On a rolling six-acre lot off Drake Road in Indian Hill sits one of Cincinnati’s most notable post-modern residences. On the market for $2 million, the white 1980 structure feels as much like a sculpture as it does a house. Designed by acclaimed “New York Five” architect Charles Gwathmey and his partner Robert Siegel for Lloyd Taft, grandson of President William Howard Taft, this home earned the American Institute of Architects’ National Honor Award in 1984. Gwathmey’s the man behind another local space: the Tangeman Student Center at the University of Cincinnati.
The tunnel-like entry is unassuming, but the narrow front hall eventually gives way to a sprawling great room complete with a massive, two-story wall of windows.
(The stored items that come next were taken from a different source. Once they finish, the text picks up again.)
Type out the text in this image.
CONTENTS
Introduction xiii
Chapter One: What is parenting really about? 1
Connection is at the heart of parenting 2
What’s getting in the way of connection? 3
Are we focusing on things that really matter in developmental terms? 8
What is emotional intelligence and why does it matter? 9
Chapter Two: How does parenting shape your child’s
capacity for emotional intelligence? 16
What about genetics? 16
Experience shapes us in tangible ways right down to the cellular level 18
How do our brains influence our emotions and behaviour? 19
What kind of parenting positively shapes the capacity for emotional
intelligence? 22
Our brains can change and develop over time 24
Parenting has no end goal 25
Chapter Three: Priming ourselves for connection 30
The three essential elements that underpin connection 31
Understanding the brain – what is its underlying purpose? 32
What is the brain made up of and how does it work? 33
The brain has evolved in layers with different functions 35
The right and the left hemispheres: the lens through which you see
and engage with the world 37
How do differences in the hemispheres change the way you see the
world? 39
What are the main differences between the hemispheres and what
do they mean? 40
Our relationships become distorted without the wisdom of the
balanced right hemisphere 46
The glass—which spans the entire south side of the main structure—offers sweeping views of the wooded backyard, but also provides an up-close look at the structure’s three-story, sectioned, rectangular facade, which frames the home’s rear exterior.
The view is best a short distance from the house, where Gwathmey thoughtfully anchored a long pink pipe-like sculpture in the grass. Though many believe Gwathmey built it to serve as a false horizon for viewers on the inside looking out, those who stand next to it and look in are rewarded with an amusing view: The facade’s geometric lines create the illusion of a life-sized modern doll house.
Gwathmey’s original “pink pipe” theme remains in railings, decorative features, and even in circular pink air conditioning vents. White walls are accented throughout by vintage 1980s teal and soft pink—original color choices that have been respectfully maintained. In this house, the past is definitely present.